The coming antitrust battles
These issues could end up being much bigger than Epic’s or a few other high-profile frustrated developers. Regardless of the outcome of the Epic trial, Apple is facing other antitrust battles in the United States and Europe, where many of the same issues are being raised.
UK regulators launched an investigation into the App Store in March. That probe, which came in response to developer complaints, is looking at Apple’s rules for developers and its policies around in-app purchases. Separately, the European Union is moving forward with its own antitrust case centered around the company’s commission structure and anti-steering rules. And earlier this month, US lawmakers, who have also heard from frustrated app developers in recent months, introduced five antitrust bills targeting Apple and its fellow tech giants.
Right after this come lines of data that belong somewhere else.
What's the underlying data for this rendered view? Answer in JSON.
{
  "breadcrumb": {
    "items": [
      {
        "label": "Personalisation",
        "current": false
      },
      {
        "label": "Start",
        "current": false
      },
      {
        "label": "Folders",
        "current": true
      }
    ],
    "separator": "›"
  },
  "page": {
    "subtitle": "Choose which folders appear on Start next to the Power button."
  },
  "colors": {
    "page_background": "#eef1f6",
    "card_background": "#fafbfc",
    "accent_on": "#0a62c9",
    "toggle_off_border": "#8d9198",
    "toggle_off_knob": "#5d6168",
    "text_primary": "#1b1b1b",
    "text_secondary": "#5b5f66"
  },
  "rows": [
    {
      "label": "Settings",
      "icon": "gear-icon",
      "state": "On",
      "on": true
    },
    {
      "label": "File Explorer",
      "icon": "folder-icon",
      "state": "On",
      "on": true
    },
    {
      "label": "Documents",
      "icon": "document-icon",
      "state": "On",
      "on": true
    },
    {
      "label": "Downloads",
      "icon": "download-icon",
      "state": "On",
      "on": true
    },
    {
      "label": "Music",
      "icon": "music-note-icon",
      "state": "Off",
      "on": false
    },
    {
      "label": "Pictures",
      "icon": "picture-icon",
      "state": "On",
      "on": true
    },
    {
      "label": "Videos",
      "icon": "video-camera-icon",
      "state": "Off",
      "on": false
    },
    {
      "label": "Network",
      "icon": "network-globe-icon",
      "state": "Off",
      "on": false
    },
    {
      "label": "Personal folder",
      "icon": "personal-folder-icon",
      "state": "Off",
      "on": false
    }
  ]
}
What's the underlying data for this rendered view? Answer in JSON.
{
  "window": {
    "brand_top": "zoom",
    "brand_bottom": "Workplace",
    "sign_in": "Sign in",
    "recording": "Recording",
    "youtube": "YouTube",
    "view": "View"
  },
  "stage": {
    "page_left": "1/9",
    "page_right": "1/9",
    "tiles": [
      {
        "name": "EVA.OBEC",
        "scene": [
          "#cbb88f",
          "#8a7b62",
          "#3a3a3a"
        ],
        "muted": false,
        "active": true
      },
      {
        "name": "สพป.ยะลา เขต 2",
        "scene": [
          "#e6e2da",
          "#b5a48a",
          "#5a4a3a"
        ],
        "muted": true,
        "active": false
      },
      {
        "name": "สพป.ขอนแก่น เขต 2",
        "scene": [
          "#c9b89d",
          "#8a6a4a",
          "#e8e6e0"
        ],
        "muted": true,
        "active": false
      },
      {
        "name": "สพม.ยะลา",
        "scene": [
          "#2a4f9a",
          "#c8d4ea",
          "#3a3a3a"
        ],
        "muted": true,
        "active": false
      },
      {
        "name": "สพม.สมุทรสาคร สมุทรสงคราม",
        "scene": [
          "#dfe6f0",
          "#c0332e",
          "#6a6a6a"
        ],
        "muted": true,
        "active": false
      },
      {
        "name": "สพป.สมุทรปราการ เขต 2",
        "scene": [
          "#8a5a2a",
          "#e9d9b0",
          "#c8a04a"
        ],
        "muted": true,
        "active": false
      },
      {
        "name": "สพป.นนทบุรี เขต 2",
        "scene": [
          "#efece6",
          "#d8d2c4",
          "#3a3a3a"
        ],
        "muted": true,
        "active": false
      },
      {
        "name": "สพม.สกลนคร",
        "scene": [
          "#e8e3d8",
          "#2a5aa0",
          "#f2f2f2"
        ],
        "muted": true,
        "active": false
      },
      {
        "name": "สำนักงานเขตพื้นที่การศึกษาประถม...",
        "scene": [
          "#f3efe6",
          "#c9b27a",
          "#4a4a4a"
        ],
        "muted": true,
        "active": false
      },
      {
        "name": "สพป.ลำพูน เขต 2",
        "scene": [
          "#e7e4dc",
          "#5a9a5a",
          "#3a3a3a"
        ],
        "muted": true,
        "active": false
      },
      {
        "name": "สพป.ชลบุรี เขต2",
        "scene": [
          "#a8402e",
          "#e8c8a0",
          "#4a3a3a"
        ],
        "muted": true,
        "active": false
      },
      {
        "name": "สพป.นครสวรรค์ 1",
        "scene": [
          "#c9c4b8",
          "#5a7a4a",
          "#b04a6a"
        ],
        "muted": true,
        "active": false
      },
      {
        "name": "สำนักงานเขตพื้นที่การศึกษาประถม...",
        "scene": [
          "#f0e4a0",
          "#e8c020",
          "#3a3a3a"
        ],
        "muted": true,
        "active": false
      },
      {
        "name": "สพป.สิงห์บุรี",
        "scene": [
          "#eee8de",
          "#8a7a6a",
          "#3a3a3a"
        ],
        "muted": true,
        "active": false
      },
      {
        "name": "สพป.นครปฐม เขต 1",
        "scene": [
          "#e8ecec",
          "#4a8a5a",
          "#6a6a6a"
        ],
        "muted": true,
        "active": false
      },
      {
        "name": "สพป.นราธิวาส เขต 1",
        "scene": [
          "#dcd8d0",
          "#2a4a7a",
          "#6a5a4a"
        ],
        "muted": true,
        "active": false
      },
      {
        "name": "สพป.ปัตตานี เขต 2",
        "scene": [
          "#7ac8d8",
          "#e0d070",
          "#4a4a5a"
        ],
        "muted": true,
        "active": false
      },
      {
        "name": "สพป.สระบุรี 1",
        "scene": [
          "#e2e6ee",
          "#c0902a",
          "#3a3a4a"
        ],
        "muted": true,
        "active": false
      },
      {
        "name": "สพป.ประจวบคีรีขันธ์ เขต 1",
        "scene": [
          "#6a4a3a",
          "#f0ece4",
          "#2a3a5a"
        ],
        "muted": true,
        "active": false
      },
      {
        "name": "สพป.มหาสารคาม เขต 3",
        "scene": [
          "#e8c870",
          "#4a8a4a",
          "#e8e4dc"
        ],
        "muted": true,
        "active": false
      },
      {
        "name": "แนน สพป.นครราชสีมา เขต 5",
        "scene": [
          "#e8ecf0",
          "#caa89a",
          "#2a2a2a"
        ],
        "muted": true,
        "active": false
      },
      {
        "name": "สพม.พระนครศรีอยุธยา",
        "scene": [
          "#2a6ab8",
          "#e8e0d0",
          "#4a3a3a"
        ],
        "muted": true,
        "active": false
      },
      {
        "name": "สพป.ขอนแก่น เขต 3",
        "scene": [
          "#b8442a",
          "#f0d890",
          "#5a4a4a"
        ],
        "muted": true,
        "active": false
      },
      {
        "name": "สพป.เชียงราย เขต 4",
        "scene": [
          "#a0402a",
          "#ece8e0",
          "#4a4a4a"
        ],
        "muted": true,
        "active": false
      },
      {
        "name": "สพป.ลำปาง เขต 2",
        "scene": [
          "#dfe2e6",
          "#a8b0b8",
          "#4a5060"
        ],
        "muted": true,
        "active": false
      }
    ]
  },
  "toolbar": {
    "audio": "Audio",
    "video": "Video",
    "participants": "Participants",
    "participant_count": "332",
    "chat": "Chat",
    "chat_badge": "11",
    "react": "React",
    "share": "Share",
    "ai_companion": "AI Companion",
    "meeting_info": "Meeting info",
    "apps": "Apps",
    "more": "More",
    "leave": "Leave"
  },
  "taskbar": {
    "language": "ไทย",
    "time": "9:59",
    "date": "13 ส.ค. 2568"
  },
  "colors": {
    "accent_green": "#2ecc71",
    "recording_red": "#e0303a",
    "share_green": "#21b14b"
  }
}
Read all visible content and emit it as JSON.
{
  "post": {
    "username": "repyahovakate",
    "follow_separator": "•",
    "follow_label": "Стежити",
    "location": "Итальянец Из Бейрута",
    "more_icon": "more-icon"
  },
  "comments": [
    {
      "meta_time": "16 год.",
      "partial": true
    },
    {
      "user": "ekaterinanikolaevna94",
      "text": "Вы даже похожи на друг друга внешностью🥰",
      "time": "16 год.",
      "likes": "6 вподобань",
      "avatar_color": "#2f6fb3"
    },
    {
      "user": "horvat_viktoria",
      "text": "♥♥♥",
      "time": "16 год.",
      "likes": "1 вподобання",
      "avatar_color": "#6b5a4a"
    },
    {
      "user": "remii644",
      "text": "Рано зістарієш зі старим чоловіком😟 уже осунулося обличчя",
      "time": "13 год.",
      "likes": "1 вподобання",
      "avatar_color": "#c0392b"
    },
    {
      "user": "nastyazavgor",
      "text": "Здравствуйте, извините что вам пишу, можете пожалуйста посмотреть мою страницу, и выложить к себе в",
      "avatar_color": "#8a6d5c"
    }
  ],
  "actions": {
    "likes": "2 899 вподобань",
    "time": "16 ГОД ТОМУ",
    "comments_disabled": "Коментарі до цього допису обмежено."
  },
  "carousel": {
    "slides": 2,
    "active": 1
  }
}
One of which would bar Apple from pre-installing any apps on iPhones at all.
The outcome of any one of these could dramatically reshape how Apple runs the App Store, and the rules it sets for developers.
On its part, Apple has argued that opening the App Store would harm users and affect its ability to protect their privacy. Behind the scenes, Cook has reportedly personally lobbied members of Congress to rethink the proposed legislation.
Even if Apple is able to emerge from its antitrust fights relatively unscathed, dissatisfied developers could eventually pose a more existential problem for Apple. Bajarin, of Creative Strategies, says that issues with developers are unlikely to hurt Apple in the short term because there are still few alternatives. But, he says, that could change should Apple face competition from an emerging platform it doesn’t yet dominate, such as AR or VR.
“You just don't want this strain on developer relationships because Apple wants all those developers to be right on board day one for whatever's coming next. They need those larger developers to still prioritize their OS.”